MUHAMMADIYAH SULSEL, MAKASSAR - Wakil Menteri Pendidikan Tinggi, Sains, dan Teknologi, Prof. Dr. Fauzan, M.Pd., menegaskan bahwa perguruan tinggi harus terus memperkuat relevansi pendidikan dengan kebutuhan masyarakat dan dunia kerja. Penekanan itu disampaikan dalam Studium Generale di Universitas Muhammadiyah Makassar pada Sabtu, 20 Juni 2026, di Ruang Teater I-GIFt, Gedung Iqra.
Di hadapan pimpinan Unismuh, unsur perguruan tinggi Muhammadiyah dan Aisyiyah se-Sulawesi Selatan, dekan, ketua program studi, dosen, dan sivitas akademika, Fauzan menyebut ada tiga persoalan penting yang harus dijawab kampus, yaitu mutu, akses, dan relevansi.

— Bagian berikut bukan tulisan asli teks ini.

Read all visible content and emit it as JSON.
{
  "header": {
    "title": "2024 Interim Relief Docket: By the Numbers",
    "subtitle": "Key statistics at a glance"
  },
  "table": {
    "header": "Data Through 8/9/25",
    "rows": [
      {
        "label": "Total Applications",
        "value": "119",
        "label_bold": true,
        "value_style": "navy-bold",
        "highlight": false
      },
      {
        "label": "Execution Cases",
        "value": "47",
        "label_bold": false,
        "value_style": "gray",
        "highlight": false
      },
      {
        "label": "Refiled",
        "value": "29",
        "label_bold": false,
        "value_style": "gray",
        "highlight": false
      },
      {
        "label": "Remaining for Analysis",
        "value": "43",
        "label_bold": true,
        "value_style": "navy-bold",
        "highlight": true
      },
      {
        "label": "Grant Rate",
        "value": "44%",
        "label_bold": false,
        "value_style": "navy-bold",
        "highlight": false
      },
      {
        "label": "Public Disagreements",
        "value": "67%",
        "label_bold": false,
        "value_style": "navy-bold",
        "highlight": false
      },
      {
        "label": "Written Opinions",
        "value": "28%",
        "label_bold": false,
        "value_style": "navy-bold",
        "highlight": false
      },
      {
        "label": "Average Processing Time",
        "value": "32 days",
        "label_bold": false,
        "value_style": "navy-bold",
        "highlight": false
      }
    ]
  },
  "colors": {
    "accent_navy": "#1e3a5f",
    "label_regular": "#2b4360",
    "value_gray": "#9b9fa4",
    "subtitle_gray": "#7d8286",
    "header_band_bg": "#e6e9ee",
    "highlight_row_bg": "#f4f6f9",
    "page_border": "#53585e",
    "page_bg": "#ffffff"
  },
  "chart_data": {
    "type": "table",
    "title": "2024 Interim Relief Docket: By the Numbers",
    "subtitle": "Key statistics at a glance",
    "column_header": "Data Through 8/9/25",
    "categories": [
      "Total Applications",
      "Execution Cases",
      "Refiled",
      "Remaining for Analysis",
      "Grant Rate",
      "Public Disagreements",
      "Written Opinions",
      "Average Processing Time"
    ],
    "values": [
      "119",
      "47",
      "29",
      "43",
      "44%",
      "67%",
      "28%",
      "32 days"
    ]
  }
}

Dari ketiganya, relevansi dipandang sangat menentukan karena berkaitan langsung dengan kemampuan perguruan tinggi membaca perubahan sosial dan kebutuhan nyata masyarakat.

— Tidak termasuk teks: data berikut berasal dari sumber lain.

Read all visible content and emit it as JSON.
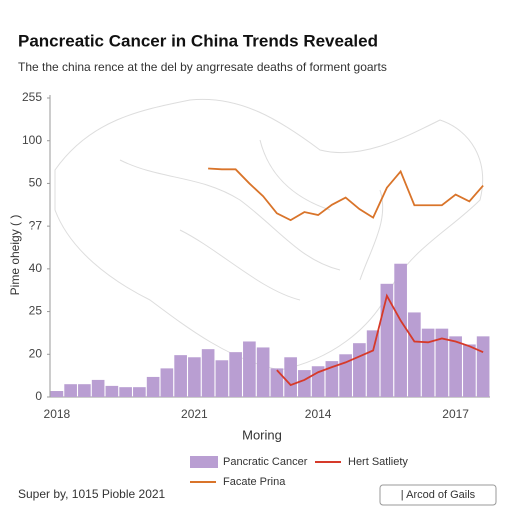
{
  "chart_data": {
    "type": "bar",
    "title": "Pancreatic Cancer in China Trends Revealed",
    "subtitle": "The the china rence at the del by angrresate deaths of forment goarts",
    "y_label": "Pime oheigy ( )",
    "x_label": "Moring",
    "footer_note": "Super by, 1015 Pioble 2021",
    "button_label": "| Arcod of Gails",
    "categories": [
      "2018",
      null,
      null,
      null,
      null,
      null,
      null,
      null,
      null,
      null,
      "2021",
      null,
      null,
      null,
      null,
      null,
      null,
      null,
      null,
      "2014",
      null,
      null,
      null,
      null,
      null,
      null,
      null,
      null,
      null,
      "2017",
      null,
      null
    ],
    "ylim": [
      0,
      7
    ],
    "yticks": [
      0,
      {
        "value": 1,
        "label": "20"
      },
      {
        "value": 2,
        "label": "25"
      },
      {
        "value": 3,
        "label": "40"
      },
      {
        "value": 4,
        "label": "?7"
      },
      {
        "value": 5,
        "label": "50"
      },
      {
        "value": 6,
        "label": "100"
      },
      {
        "value": 7,
        "label": "255"
      }
    ],
    "series": [
      {
        "name": "Pancratic Cancer",
        "type": "bar",
        "color": "#b99ed2",
        "values": [
          0.14,
          0.3,
          0.3,
          0.4,
          0.26,
          0.23,
          0.23,
          0.47,
          0.67,
          0.98,
          0.93,
          1.12,
          0.86,
          1.05,
          1.3,
          1.16,
          0.67,
          0.93,
          0.63,
          0.72,
          0.84,
          1.0,
          1.26,
          1.56,
          2.65,
          3.12,
          1.98,
          1.6,
          1.6,
          1.42,
          1.23,
          1.42
        ]
      },
      {
        "name": "Hert Satliety",
        "type": "line",
        "color": "#d63a2a",
        "values": [
          null,
          null,
          null,
          null,
          null,
          null,
          null,
          null,
          null,
          null,
          null,
          null,
          null,
          null,
          null,
          null,
          0.63,
          0.28,
          0.4,
          0.58,
          0.7,
          0.81,
          0.95,
          1.09,
          2.37,
          1.79,
          1.3,
          1.28,
          1.37,
          1.3,
          1.19,
          1.05
        ]
      },
      {
        "name": "Facate Prina",
        "type": "line",
        "color": "#d9742a",
        "values": [
          null,
          null,
          null,
          null,
          null,
          null,
          null,
          null,
          null,
          null,
          null,
          5.35,
          5.33,
          5.33,
          5.0,
          4.7,
          4.3,
          4.14,
          4.33,
          4.26,
          4.5,
          4.67,
          4.4,
          4.2,
          4.9,
          5.28,
          4.49,
          4.49,
          4.49,
          4.74,
          4.58,
          4.95
        ]
      }
    ]
  }
}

Menurut Fauzan, mahasiswa saat ini menginginkan keahlian yang spesifik dan aplikatif, koneksi dengan dunia kerja, jejaring profesional, kurikulum yang relevan, dan kepastian lulus tepat waktu. Harapan serupa, katanya, juga datang dari orang tua. Karena itu, kampus tidak cukup bertahan pada pola lama, tetapi harus berani menata proses pembelajaran dan tata kelola agar benar-benar menjawab tuntutan zaman.

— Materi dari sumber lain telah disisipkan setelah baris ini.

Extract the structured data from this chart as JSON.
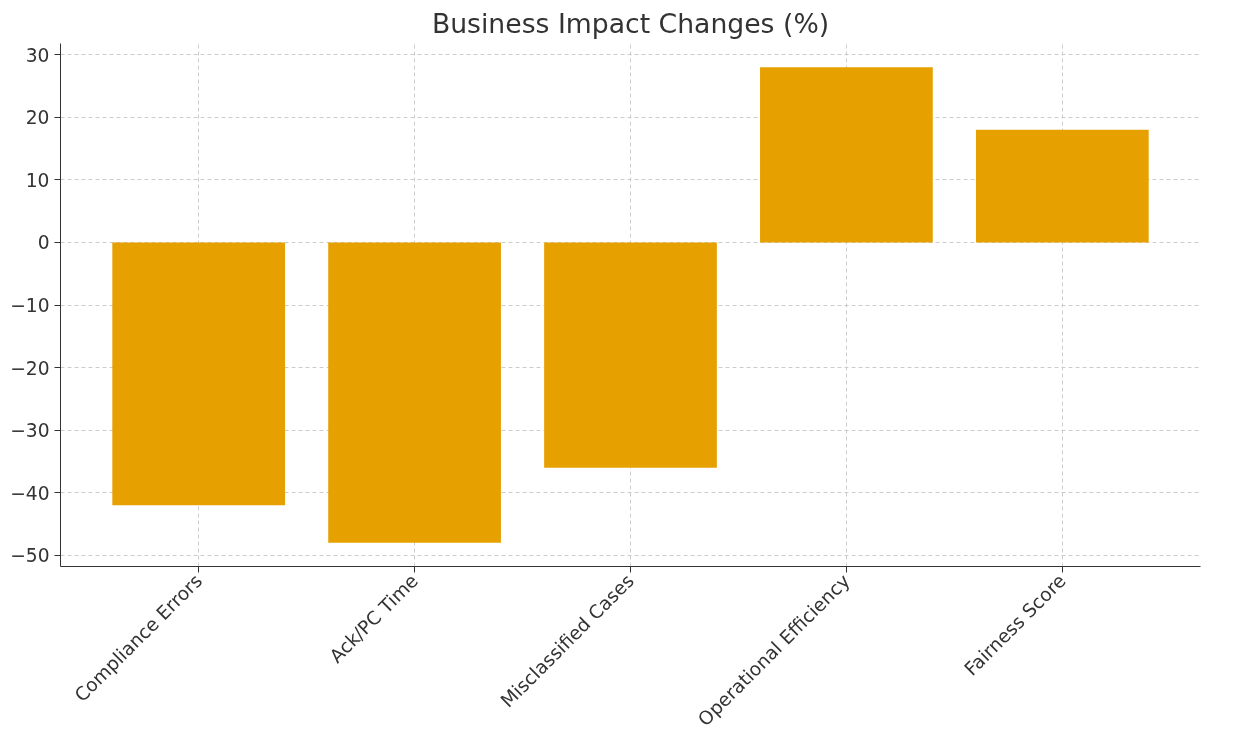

Ia mencontohkan pentingnya kepastian masa studi. Bila kampus hanya menyerahkan sepenuhnya urusan kelulusan kepada mahasiswa, hal itu menunjukkan tata kelola yang lemah. Perguruan tinggi, menurut Fauzan, harus mampu merancang sistem yang mendorong mahasiswa menyelesaikan studi tepat waktu tanpa menurunkan kualitas akademik.
Dalam forum itu, Fauzan juga membagikan pengalamannya saat memimpin Universitas Muhammadiyah Malang. Salah satu gagasan yang ia soroti ialah pengembangan Center of Excellence berbasis program studi. Melalui model ini, program studi didorong menghadirkan kekhasan dan keahlian profesional yang dekat dengan kebutuhan industri, seperti kelas profesional di bidang perikanan, peternakan, pengelasan, bisnis perbukuan, dan sektor-sektor terapan lain.
Ia menilai kampus swasta, termasuk perguruan tinggi Muhammadiyah dan Aisyiyah, memiliki ruang gerak lebih luwes untuk melahirkan inovasi. Namun, fleksibilitas itu tetap harus berjalan dalam koridor tata kelola yang baik. Kampus juga diminta menjadi pusat kabar baik, memberi apresiasi terhadap capaian mahasiswa dan dosen, serta menjaga hubungan kemanusiaan yang sehat dalam proses pendidikan.
Fauzan menambahkan bahwa riset, pengabdian, dan kerja sama seharusnya tidak berjalan sendiri-sendiri. Ketiganya perlu dipadukan menjadi gerakan yang melahirkan dampak sosial lebih besar, sehingga kampus benar-benar menjadi problem solver bagi persoalan yang berkembang di masyarakat.
Dalam pengantarnya, Rektor Unismuh Makassar, Abd. Rakhim Nanda, menyebut kehadiran Fauzan sebagai kesempatan bagi kampus untuk memperoleh penguatan langsung dalam pengelolaan pendidikan tinggi. Ia memaparkan bahwa Unismuh telah meraih akreditasi institusi unggul, opini WTP, sertifikasi ISO, dan mulai masuk dalam sejumlah pemeringkatan internasional. Namun, menurut Rakhim, kampus tetap perlu memperkuat budaya mutu, kebiasaan akademik, dan kesiapan menghadapi tantangan transformasi kelembagaan.